‘NeverEnding Story’ will have a remake too!?
02.26.2009 | By Mack Chico |
“The NeverEnding Story” might keep going.
Warner Bros. and a pair of top-tier production companies are in the early stages of a reboot of the 1984 children’s fantasy classic.
The Kennedy/Marshall Co., whose credits include “The Curious Case of Benjamin Button,” and Leonard DiCaprio’s Appian Way are in discussions with Warners about reviving the 25-year-old franchise. The studio recently acquired rights to the property, clearing the way for a potential remake.
Based on a German-language novel by Michael Ende, the film centers on a boy named Bastian Balthazar Bux who discovers a parallel world in a book titled “The NeverEnding Story.” As the boy, a loner, delves deeper into the book, he increasingly finds his life intertwined with the plot of the novel, in which a hero in the land of Fantasia must save the universe on behalf of an empress.
The new movie will put a modern spin on the material by examining the more nuanced details of the book that were glossed over in the first feature.
Wolfgang Petersen directed the 1984 film, which earned a respectable $20 million for Warners. The film has had a long life on home video and an even larger influence on popular culture, prefiguring the Harry Potter stories and other children’s fantasies.
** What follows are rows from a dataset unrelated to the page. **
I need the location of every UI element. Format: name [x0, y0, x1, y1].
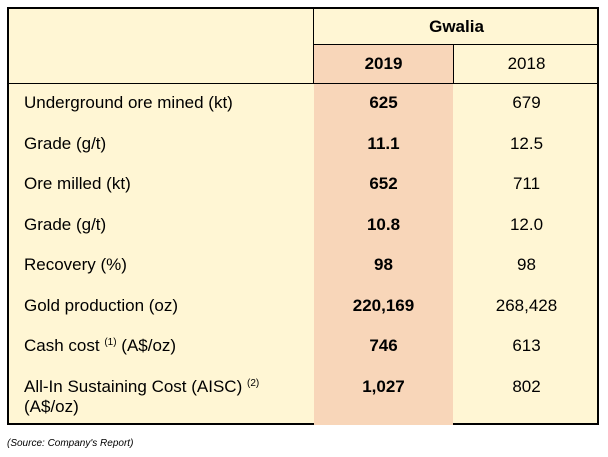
row-value-2018: 711 — [512, 174, 541, 193]
row-label-cash-cost: Cash cost (1) (A$/oz) — [24, 336, 309, 356]
row-value-2018: 98 — [517, 255, 536, 274]
row-value-2019: 10.8 — [366, 215, 401, 234]
row-value-2019: 746 — [369, 336, 398, 355]
highlight-column-2019 — [314, 45, 453, 425]
row-value-2018: 802 — [512, 377, 541, 396]
row-value-2019: 1,027 — [362, 377, 405, 396]
header-divider-left — [313, 9, 314, 83]
gwalia-production-table: Gwalia 2019 2018 Underground ore mined (… — [7, 7, 599, 425]
row-value-2019: 98 — [374, 255, 393, 274]
row-label-recovery: Recovery (%) — [24, 255, 127, 274]
column-header-2019: 2019 — [364, 54, 403, 73]
group-header-gwalia: Gwalia — [429, 17, 484, 36]
row-value-2019: 220,169 — [352, 296, 415, 315]
row-value-2018: 12.0 — [509, 215, 544, 234]
label-unit: (A$/oz) — [24, 397, 79, 416]
group-header-underline — [313, 44, 599, 45]
label-main: Cash cost — [24, 336, 100, 355]
row-value-2019: 625 — [369, 93, 398, 112]
row-value-2019: 652 — [369, 174, 398, 193]
row-value-2018: 268,428 — [495, 296, 558, 315]
row-value-2018: 613 — [512, 336, 541, 355]
row-value-2019: 11.1 — [367, 134, 400, 153]
row-value-2018: 679 — [512, 93, 541, 112]
label-unit: (A$/oz) — [121, 336, 177, 355]
row-label-ore-milled: Ore milled (kt) — [24, 174, 131, 193]
row-label-grade-milled: Grade (g/t) — [24, 215, 107, 234]
row-label-underground-ore-mined: Underground ore mined (kt) — [24, 93, 233, 112]
header-divider-mid — [453, 45, 454, 83]
row-label-aisc: All-In Sustaining Cost (AISC) (2) (A$/oz) — [24, 377, 314, 417]
row-label-grade-mined: Grade (g/t) — [24, 134, 107, 153]
source-note: (Source: Company's Report) — [7, 438, 134, 449]
row-label-gold-production: Gold production (oz) — [24, 296, 179, 315]
label-main: All-In Sustaining Cost (AISC) — [24, 377, 243, 396]
footnote-marker: (1) — [104, 337, 117, 348]
row-value-2018: 12.5 — [509, 134, 544, 153]
header-underline — [9, 83, 599, 84]
column-header-2018: 2018 — [507, 54, 546, 73]
footnote-marker: (2) — [246, 378, 260, 389]
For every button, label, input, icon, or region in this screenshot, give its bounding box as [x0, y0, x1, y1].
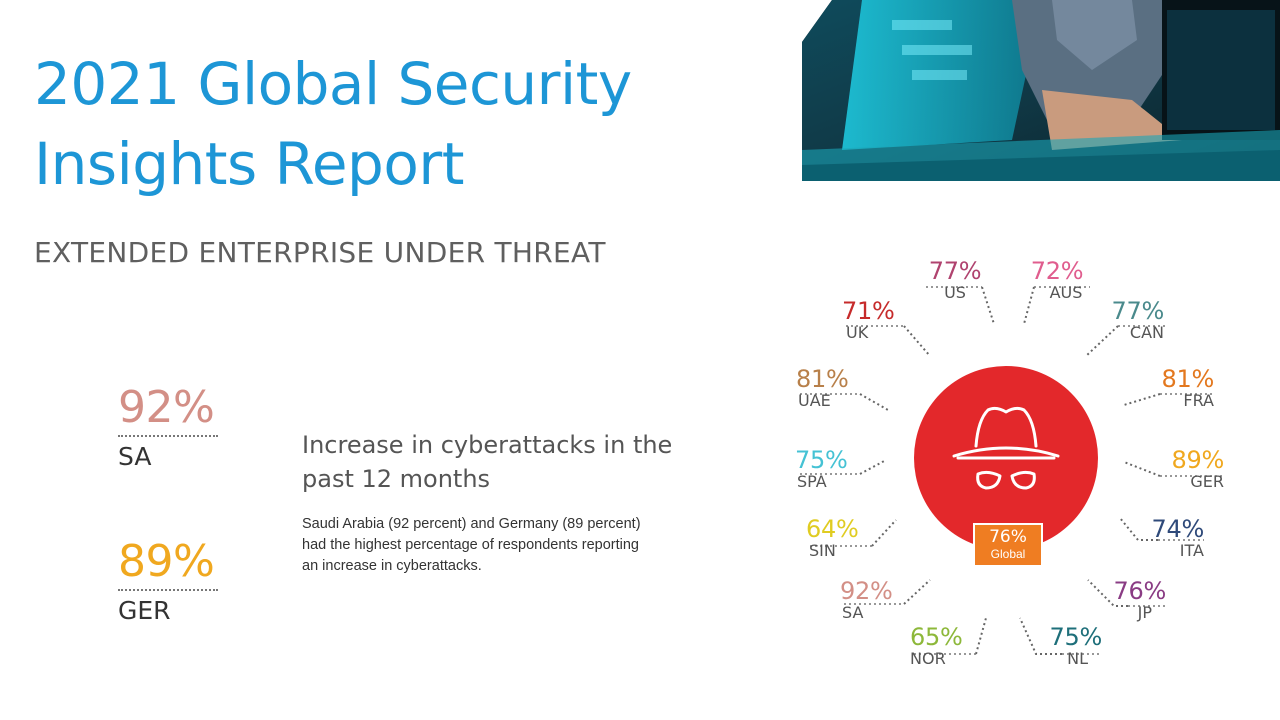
- connector-ger: [1123, 461, 1161, 477]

A sequel directed by George Miller came out in 1990 and earned $17 million; a third movie followed in the U.S. in 1996 but quickly went to video.
Those familiar with the project emphasize that it is in its early stages and that writers have not been hired.
Still, the interest highlights the frenzy among big entertainment players to develop revivals or sequels of dormant ’80s and ’90s franchises, which has reached fever pitch with the success of reboots like “Friday the 13th,” the fast-track development of a new version of “RoboCop” and plans to update “Total Recall.”
“NeverEnding” came out long before the fantasy genre was seen as a springboard for a Hollywood blockbuster, and Warners is said to see a new opportunity in the first-generation children’s fantasy. The studio has had success producing and releasing the Harry Potter series, whose first five pictures have earned more than $4.5 billion worldwide.